Mitch Daniels has been the system president for Purdue University for nearly a decade. He has been preparing to leave the position behind after announcing his impending departure.

It's not necessarily certain that Daniels is planning on settling into retirement following his Purdue tenure. Daniels had previously had a lengthy career in politics, serving in various roles. And it seems that some are hoping he'll make a return to form.

Could make another gubernatorial run

Mitch Daniels is reportedly considering launching a campaign for another term as governor of Indiana.

If he were to run and be successful, it would be his third term as the state's chief executive.

A Republican, Daniels is apparently intrigued by the possibility. The next Indiana gubernatorial election is scheduled for 2024. Current Governor Eric Holcomb, also a Republican, is term-limited from running for another consecutive term. There does seem to be a base of eager supporters for another Daniels run. The Indianapolis Star reports that former staffers of his have created a PAC dedicated to encouraging him to run.

Daniels was first elected governor in 2004 over Democratic incumbent Joe Kernan. He would be re-elected in a landslide in 2008 over Democratic former U.S. Representative Jill Long Thompson.

Much like Holcomb, Daniels was ineligible to run for another term in the next election. Former U.S. Representative and fellow Republican Mike Pence was elected to succeed him. Pence, of course, would later become the vice president of the United States.

During his second term, it was widely expected that Daniels would himself run for president of the United States.

The thought was that he would seek the 2012 Republican Presidential nomination. To the surprise of many, Daniels did not end up running.

But if Daniels makes a political comeback, it might not be to run for governor. According to Indianapolis Monthly, he might instead run for mayor of Indianapolis. Daniels is officially a resident of nearby Carmel.

To be eligible to run for the Indianapolis mayorship, he'd need to reside there for at least one year.

Daniels previously worked in the mayor's office

Mitch Daniels began his political career in earnest as a campaign staffer for William Ruckelshaus.

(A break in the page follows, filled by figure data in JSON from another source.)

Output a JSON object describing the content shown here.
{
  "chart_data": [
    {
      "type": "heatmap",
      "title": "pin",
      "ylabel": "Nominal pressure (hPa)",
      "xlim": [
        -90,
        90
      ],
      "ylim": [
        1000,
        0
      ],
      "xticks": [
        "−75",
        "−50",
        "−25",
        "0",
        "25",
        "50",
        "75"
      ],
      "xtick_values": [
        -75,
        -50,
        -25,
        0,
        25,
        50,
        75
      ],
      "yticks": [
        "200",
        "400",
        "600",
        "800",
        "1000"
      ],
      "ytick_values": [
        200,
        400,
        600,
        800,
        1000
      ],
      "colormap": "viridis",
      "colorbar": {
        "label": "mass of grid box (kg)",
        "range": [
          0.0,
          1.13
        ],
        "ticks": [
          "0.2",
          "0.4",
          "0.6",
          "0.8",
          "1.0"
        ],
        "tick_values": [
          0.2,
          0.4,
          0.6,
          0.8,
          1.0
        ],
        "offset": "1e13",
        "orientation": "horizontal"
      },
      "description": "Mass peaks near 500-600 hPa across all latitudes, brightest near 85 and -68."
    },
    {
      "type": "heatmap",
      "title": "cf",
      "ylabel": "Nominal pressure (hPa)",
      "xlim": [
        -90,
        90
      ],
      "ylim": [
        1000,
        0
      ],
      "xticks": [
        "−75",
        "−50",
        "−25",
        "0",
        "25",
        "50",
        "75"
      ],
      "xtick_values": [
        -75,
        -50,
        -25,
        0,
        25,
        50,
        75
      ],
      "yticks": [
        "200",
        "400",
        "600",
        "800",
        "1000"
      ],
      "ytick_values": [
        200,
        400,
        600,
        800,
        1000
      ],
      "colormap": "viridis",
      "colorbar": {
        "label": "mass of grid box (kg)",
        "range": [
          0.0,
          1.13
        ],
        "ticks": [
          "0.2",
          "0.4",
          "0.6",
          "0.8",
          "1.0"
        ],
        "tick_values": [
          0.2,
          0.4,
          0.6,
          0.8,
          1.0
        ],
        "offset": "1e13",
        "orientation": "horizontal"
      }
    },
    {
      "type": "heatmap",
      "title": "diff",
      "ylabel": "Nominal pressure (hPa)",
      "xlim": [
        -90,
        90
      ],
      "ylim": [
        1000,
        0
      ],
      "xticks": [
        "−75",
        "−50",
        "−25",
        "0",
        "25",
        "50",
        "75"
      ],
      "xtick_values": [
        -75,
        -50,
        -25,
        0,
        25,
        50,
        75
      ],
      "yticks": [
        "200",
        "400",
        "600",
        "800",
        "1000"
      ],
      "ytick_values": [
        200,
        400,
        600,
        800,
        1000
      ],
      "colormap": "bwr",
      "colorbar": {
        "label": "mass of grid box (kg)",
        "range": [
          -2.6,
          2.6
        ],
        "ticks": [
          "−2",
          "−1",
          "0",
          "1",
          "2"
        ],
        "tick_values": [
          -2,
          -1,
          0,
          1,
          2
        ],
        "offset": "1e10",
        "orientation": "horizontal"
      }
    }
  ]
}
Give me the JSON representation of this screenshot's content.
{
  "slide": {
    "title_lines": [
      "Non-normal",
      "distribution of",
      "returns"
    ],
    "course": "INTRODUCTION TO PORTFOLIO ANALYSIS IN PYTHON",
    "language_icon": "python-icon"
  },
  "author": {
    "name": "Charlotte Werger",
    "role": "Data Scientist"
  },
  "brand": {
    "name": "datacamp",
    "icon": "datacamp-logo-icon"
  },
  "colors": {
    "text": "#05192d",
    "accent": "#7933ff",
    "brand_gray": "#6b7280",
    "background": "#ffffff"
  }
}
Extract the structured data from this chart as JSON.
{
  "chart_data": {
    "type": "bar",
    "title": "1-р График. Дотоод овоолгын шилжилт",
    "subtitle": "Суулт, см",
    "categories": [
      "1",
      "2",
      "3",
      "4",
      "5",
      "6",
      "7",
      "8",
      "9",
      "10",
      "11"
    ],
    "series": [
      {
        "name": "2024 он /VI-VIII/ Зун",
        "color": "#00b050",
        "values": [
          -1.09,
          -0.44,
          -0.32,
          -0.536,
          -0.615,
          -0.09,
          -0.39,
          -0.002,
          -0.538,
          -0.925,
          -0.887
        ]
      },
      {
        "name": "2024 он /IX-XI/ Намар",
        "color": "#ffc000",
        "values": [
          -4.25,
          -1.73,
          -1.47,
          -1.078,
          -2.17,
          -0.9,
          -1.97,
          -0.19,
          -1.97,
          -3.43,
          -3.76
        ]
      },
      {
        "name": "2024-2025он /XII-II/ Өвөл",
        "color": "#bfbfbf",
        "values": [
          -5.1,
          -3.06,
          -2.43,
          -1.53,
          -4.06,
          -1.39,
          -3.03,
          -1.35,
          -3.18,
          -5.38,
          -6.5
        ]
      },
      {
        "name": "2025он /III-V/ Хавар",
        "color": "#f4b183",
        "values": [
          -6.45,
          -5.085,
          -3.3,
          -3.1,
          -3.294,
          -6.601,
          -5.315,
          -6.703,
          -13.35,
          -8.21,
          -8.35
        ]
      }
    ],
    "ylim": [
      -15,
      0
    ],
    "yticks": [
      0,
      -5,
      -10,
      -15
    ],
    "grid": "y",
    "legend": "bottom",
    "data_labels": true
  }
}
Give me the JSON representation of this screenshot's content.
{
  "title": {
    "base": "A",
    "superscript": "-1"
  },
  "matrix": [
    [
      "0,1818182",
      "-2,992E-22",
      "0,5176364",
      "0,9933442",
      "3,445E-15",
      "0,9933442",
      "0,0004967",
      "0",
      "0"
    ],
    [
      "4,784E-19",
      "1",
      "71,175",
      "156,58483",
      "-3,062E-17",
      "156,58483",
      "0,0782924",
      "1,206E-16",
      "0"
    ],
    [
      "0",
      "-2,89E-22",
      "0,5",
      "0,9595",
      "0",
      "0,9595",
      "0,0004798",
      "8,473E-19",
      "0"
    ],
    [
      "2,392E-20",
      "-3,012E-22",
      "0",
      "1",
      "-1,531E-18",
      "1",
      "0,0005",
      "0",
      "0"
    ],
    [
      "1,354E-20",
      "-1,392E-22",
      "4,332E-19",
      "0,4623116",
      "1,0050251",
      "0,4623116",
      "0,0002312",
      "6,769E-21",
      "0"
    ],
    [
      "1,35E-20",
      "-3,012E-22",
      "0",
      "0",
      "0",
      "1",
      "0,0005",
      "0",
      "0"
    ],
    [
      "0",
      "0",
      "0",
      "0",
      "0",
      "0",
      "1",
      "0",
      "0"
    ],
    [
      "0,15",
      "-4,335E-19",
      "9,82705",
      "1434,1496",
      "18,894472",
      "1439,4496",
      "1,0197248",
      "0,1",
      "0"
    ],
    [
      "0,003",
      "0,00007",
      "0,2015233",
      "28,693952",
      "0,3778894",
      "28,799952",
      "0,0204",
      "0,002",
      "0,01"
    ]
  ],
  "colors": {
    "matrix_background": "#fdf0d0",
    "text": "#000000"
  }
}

In 1968, Ruckelshaus, then a state representative, ran for the U.S. Senate, losing to Democratic incumbent Birch Bayh. Shortly thereafter, Ruckelshaus joined the administration of President Richard Nixon. He'd become director of the Federal Bureau of Investigation, deputy attorney general and administrator of the Environmental Protection Agency. Ruckelshaus also served as EPA administrator during the Presidency of Ronald Reagan.

For his part, Daniels later joined the staff for then-Indianapolis Mayor Richard Lugar.

After being elected to the United States Senate, Lugard named Daniels as his chief of staff. Afterward, Daniels served as executive director of the National Republican Senatorial Committee and in the Reagan administration.

After his time with the White House, Daniels became president of the political think tank Hudson Institute. In 1988, Indiana Governor Robert D. Orr wanted to appoint Daniels to the U.S. Senate. A seat was being vacated by Dan Quayle, who was preparing to take over as U.S. vice president. Daniels turned the appointment down and U.S. Representative Dan Coats was eventually named to the Senate seat.

Later on, he was named an executive with the pharmaceutical manufacturer Eli Lilly and Company.

In 2001, President George W. Bush appointed Daniels as director of the Office of Management and Budget.

Initially grew up in Pennsylvania

A grandson of Syrian immigrants, Mitch Daniels is a native of Monongahela, Pennsylvania; near Pittsburgh. His family eventually moved to Indiana. He would graduate from North Central High School in Indianapolis.

Daniels received a bachelor's degree from Princeton University. There, he was a member of a debating society alongside future United States Supreme Court Justice Samuel Alito. Daniels would enroll at the Indiana University Robert H. McKinney School of Law. But would later transfer to the Georgetown University Law Center, where he would graduate.